# Beefheart Question



## XIRURG (Dec 19, 2003)

Hey mates!
I was just wondering if its alright to buy beefheart from Food store or it has to be in cubes from the petland or something... can i just buy like a whole heart and then freeze it and give it to my fish in small pieces. I am suppose to get 3 RBP's.


----------



## InIndiana (Nov 6, 2003)

Whole heart tends to be a lot more fatty. The petland stuff is cubed, good for feeding time, and is a bit less fatty.. Your choice.. The grocery store is a lot less cheaper but nutritional value goes wayy down


----------



## X-D-X (Jul 3, 2003)

pet store cause they add vitamins that are good for the fish!!


----------



## anstey (Oct 9, 2003)

Yeah I bought a whole beefheart and it was really fatty... I don't normally feed my p's beefheart but I use to , they loved it..


----------



## Slay (May 2, 2003)

get the stuff at the grocery store.
all you have to do is trim off the fatty areas. takes two seconds.
pet stores don't add any vitamins.


----------



## MR HARLEY (Aug 12, 2003)

either or ..


----------



## (ActivePulse) (Jan 23, 2003)

Yes you can buy a beef heart and freeze it! I have does that for a long long time, I just buy it at the local super store


----------



## Judazzz (Jan 13, 2003)

Just don't feed it too much or too often - piranha's aren't really designed to digest large quantities of beef heart, steak, etc. They mainly eat fish in the wild, so I would use that (and shrimp, earth worms, pellets, etc.) as their staple diet, and only feed beef heart occasionally.


----------



## tecknik (Jul 18, 2003)

I think either way its really up to you.


----------



## SLANTED (Dec 7, 2003)

I agree with Judazz.
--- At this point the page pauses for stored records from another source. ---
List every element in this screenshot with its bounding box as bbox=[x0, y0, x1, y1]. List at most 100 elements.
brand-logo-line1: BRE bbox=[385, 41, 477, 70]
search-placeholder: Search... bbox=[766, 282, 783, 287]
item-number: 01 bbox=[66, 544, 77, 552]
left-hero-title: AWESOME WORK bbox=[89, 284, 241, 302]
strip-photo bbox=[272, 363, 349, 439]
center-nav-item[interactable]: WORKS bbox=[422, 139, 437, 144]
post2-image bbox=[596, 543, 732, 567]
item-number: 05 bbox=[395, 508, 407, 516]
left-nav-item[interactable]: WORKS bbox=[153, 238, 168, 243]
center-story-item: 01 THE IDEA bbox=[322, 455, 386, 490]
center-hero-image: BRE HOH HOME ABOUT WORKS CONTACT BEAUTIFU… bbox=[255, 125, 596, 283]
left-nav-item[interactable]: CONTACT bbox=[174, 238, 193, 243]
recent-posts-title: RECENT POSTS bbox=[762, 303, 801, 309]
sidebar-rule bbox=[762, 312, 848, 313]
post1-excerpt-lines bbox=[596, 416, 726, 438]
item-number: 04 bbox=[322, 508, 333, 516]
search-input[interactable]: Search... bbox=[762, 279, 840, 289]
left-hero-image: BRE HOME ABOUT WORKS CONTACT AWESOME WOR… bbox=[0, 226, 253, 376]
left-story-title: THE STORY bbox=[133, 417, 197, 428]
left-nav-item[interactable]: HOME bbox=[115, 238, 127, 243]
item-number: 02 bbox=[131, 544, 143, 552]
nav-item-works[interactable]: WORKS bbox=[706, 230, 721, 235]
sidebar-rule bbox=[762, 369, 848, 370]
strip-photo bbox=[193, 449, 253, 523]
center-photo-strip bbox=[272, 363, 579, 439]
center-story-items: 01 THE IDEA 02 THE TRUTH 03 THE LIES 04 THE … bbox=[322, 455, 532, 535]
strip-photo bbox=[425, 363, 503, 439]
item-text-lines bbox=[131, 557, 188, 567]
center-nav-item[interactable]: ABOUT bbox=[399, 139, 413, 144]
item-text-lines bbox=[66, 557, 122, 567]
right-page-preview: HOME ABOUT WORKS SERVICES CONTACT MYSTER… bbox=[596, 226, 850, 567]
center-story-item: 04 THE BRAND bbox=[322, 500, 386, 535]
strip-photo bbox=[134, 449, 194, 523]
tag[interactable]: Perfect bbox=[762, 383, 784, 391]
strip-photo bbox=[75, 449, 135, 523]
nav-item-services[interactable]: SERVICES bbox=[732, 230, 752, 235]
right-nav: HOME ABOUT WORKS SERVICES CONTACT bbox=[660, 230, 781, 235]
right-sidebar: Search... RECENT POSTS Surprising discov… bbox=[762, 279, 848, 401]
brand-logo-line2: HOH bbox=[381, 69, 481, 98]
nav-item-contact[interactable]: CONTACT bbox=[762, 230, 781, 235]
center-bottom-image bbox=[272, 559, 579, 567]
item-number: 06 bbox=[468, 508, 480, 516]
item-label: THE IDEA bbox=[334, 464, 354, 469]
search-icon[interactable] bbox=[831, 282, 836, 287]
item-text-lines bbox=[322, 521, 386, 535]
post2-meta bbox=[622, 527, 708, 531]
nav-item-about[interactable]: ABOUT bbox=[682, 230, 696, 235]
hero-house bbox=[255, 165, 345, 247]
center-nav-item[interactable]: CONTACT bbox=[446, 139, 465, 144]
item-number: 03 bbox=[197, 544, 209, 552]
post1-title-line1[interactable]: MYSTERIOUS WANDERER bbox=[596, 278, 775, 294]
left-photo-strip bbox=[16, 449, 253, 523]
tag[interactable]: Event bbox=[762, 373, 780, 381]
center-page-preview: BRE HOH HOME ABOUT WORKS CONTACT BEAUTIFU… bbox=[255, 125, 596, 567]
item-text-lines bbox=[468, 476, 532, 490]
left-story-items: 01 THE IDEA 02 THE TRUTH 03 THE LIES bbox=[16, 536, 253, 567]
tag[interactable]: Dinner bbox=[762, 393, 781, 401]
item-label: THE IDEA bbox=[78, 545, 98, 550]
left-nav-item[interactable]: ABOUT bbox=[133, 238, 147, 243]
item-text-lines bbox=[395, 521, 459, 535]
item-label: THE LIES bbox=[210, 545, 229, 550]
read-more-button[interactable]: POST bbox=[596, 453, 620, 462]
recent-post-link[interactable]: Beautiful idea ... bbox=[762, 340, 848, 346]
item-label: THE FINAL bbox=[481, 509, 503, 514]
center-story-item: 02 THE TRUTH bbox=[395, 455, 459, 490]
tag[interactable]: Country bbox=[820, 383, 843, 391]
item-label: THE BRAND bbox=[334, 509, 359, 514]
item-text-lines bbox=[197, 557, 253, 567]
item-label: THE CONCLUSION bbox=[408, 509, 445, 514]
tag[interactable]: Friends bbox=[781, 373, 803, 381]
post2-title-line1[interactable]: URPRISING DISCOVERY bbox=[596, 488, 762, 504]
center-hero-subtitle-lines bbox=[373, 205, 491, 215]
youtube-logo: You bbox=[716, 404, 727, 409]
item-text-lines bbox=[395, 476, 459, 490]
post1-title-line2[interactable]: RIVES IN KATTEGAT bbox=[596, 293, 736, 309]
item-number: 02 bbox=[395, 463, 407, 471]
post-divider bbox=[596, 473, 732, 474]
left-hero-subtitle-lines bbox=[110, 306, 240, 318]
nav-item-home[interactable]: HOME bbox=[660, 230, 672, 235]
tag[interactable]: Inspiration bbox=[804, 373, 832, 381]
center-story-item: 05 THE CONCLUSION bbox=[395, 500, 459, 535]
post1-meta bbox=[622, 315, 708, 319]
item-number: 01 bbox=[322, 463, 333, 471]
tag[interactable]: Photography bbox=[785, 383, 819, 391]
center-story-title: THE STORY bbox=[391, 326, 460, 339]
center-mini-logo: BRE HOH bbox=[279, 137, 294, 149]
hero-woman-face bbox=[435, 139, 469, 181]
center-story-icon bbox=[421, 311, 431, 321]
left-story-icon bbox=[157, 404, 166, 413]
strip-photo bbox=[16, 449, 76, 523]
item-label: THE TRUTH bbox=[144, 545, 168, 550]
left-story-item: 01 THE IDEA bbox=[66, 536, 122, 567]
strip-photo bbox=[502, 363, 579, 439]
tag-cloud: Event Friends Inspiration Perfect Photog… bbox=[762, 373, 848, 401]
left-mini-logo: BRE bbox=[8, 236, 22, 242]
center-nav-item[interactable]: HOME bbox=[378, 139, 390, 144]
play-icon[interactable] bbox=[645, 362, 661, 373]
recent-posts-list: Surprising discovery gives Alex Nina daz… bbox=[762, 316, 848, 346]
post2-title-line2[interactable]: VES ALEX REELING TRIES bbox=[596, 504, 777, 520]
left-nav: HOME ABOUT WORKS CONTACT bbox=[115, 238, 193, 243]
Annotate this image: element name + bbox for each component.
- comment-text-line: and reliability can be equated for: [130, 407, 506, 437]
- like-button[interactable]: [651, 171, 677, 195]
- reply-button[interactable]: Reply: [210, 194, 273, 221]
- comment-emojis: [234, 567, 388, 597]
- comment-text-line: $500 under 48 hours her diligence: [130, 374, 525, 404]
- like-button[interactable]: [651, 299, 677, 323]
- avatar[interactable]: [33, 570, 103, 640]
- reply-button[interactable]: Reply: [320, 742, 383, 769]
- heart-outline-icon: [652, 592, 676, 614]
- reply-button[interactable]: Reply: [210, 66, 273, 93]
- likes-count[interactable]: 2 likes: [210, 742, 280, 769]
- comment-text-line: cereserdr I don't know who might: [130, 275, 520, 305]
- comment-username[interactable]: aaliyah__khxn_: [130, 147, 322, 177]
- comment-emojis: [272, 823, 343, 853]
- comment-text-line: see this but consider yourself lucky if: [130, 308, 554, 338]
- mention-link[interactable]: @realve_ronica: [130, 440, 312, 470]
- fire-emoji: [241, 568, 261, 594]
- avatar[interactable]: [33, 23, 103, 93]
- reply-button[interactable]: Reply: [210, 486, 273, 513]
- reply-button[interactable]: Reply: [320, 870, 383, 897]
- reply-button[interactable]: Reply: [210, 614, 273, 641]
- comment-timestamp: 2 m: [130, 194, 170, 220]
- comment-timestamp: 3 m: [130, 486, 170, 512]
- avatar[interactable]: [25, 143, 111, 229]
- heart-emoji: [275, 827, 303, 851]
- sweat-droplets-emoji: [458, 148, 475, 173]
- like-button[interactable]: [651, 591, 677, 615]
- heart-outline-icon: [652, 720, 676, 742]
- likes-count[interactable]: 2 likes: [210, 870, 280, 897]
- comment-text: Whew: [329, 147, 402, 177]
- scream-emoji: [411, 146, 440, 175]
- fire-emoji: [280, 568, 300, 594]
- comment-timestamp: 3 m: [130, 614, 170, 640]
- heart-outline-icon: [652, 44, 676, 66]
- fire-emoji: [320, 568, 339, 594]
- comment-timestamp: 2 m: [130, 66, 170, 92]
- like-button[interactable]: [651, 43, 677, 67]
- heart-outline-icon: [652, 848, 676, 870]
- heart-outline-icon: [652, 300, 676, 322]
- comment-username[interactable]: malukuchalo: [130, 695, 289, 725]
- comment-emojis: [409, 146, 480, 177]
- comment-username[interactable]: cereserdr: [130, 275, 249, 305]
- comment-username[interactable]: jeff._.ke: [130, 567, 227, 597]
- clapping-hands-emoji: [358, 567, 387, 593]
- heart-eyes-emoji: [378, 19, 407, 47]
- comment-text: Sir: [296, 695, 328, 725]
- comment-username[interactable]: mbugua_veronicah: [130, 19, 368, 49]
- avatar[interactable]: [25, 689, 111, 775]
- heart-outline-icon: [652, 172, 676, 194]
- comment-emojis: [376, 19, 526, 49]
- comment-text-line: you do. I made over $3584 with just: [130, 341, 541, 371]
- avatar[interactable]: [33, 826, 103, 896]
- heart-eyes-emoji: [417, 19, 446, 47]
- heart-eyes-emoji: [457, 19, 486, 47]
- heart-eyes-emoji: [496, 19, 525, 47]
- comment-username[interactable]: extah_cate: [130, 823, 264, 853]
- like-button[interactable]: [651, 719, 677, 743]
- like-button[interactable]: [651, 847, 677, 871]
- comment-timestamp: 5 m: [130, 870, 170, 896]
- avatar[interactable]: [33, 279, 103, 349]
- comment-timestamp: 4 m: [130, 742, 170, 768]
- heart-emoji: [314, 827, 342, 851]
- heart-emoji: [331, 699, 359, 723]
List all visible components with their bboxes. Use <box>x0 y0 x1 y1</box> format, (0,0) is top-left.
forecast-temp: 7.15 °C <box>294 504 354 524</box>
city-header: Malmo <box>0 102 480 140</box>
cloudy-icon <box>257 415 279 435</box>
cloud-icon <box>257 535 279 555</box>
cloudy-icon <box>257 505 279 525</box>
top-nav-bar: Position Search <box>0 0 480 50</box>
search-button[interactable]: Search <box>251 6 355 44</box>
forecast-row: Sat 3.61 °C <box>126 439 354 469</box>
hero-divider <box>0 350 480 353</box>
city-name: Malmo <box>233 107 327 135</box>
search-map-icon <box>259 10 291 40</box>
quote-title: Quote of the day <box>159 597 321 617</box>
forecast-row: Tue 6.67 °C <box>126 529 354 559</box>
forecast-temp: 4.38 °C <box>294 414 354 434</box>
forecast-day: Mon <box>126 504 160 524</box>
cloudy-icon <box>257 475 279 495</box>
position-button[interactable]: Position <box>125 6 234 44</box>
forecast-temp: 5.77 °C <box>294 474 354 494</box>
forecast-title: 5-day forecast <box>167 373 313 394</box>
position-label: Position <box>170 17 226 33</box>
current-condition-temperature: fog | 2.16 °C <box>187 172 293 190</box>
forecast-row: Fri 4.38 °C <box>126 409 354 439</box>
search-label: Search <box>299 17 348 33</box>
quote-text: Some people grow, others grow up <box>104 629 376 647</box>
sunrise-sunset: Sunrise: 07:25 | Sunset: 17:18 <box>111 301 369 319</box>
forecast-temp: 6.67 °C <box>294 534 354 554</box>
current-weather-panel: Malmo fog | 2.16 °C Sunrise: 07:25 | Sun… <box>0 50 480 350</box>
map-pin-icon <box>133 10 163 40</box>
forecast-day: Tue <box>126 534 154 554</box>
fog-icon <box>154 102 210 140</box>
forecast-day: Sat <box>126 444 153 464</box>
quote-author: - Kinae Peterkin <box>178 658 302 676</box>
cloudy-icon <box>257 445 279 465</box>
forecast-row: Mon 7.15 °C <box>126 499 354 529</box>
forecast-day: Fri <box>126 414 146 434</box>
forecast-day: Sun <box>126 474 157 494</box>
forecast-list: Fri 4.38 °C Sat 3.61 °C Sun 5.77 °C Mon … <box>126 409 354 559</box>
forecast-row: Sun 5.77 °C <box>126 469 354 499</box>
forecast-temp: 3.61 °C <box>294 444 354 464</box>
Fish should be their staple diet. I only use beef heart to make sure my p's are getting vegetable matter in their diet. I buy beef heart from the super market and trim off the fat add raw shrimp, spinach, split peas and some wheat germ and blend it up and freeze it.( I have to add gelatin to hold it all together)


----------



## PastorAdam (Dec 16, 2003)

I agree, the petlans stuff is better for the P's. I had a local butcher that lovd my P's so he would give me free beefheart every now and then. I triend not to give my P's too much of it, but they loved it!! \

Good Eatings!!


----------



## WARDLE (Nov 18, 2003)

http://freshaquarium.about.com/gi/dynamic/...iscus/diet.html


----------